Today, Dad’s memoirs see him arriving to serve in the Navy in Malta.
Three more days of sailing in Mediterranean sunshine brought us to Malta. Part of the time on the first of those day was sailing for hours off the Spanish coast now known as the Costa del Sol. We sailed mile after mile with empty Spanish beaches interspersed from time to time with small fishing villages. The Sierra Nevada mountains formed a backdrop to this almost deserted coast. What a different view it must be now with skyscraper hotels and traffic running along the busy coastal road.
We moored in Grand Harbour about 3pm in the afternoon of 14th February . The temperatures must have been in the high 70s and we sailors who had to disembark were still in British winter uniform. Personnel off the ship were going in various directions from the ship. Quite a lot were remaining on board who had another five weeks to endure on SS Mataroa but we were glad to see the back of it. About then of us Naval Ratings were en route to HMS Falcon. A boat arrived to take us off the ship and with all our kit were were taken across Grand Harbour towards the shore.
We couldn’t help but gaze in wonder at the majesty of the great harbour and also at the visible results of five years of bombing it had sustained. It was a big ignonimous when our boat bumped to a stop and we were ordered to get off and found that we had moored alongside a half sunken coal barge next to the jetty. We had to clamber over the wet coal to get ashore where a wagon was waiting to take us on the final stage of our journey streaked with coal dust.
This was the first time that I am my companions had set foot in a foreign country. On the journey to HMS Falcon I took in all I could see around me. The first impression was of solid looking buildings of a honey coloured stone that had been there for centuries but at the same time there was evidence on every hand of the runined buildings resultant from the bombing. The devastation was most visible from our starting point around the dockyard area and the homes of the people who lived in close proximity to it. Work was going on all around to repair the damaage but there was a lot to be done. The work was labour intensive because mechanical aids were rudimentary then.

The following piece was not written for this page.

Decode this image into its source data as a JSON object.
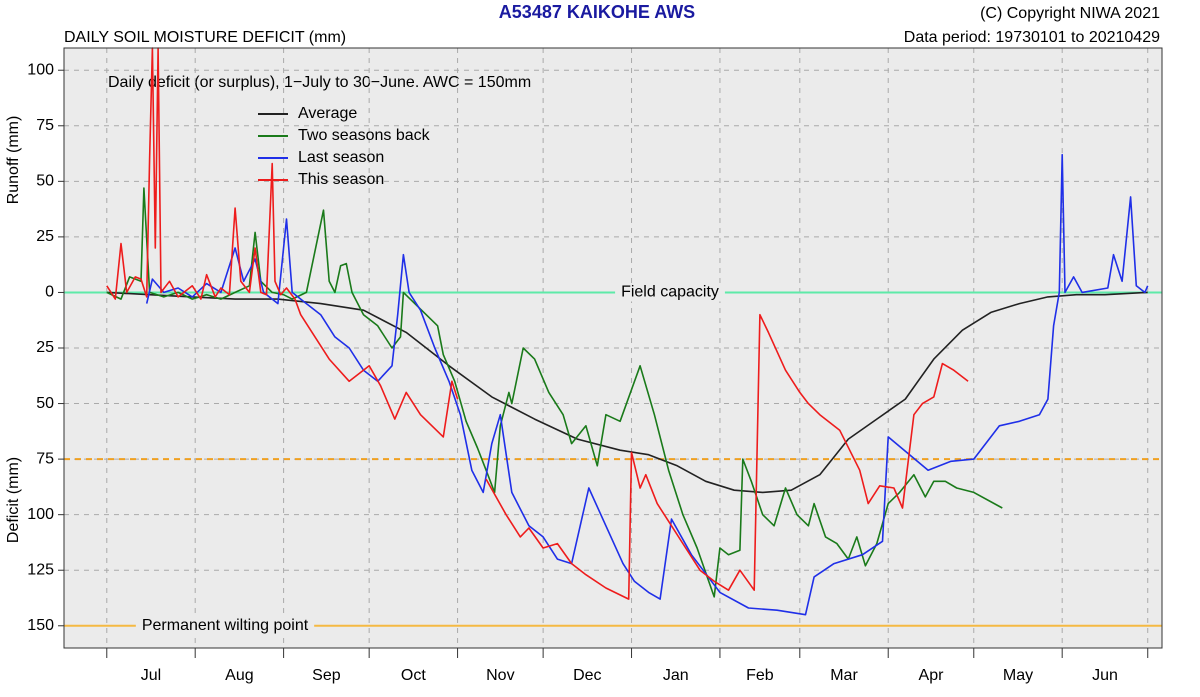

It was obvious observing the people that they were poor not just because of the effects of the war but because the island had little in the way of natural resources and the people existed on work resulting from the British military presence on the island. There were several British Army battalions stationed there, the RAF had several squadrons of aircraft but by far the biggest presence was the Naval one.
This was evident as we drove along. Most of the traffic was Navy vehicles. Civilian traffic was minimal and even this was probably off duty military/Naval personnel stationed on the island. Tourism here was something for the distant future. As we moved out of the less populous area it was evident how barren was the island. Malta is mainly rock and where there is soil its depth does not seem to be great. There were few trees. People, men and women, were working in the fields and donkeys seemed to be the main mode of transport.
The journey from the dockyard to HMS Falcon was about 6 miles and the lorry deposited us in front of a red brick building which was the Administration building for the base. This was the main Naval Air Station known by the local name of Hal Far. The civilian aerodrome used jointly by the RAF was at Luca but because during the 1940-1945 siege other airstrips has been built to enable aircraft to be dispersed thus in fact although Luca and Hal Far were four miles apart with Kirkop airstrip between them planes could be taxied between the two airfields. There were two other airfields one at Krendi now disused and one towards the North of the island at Ta Kali which was still available to the Navy but only used in emergencies. Hal Far was on the top of the cliffs which were quite steep at the Southern extremity of the island.
Part of HMS Falcon was a detached section on the coast at Kalfrana about 1 and a half miles downhill from Hal Far via a winding country road. This had previously been an RAF seaplane base and consisted of a couple of barrack blocks, an Admin building, three hangars and a slipway into the sea. The slipway entered the sea at Kalfrana Cove on each side of which was a short jetty.
Of the dozen on so newcomers thus deposited at Hal Far we were now split up. At Hal Far was located 726 Naval Air Squadron, a training squadron. Also there were two or three flights of miscellaneous aircraft used for reconnaissance. photographic work and for us by VIPs! Most of our group were allocated to these and remained at Hal Far but three of us, George Bishop, Ted Versheys and me, all Safety Equipment ratings were despatched to Kalafrana. At Kalafrana was a Safety Equipment Unit under a Sub Lieutenant Comt who were responsible for the maintenance of parachutes and dinghies for the personnel up at Hal Far. There were about twelve of us in this unit although with the inevitable movement of personnel there were changes over a period of time. I did meet up with a couple of chaps with whom I had done my initial training back in 1945 namely Stan Davies and Ken Wheeler.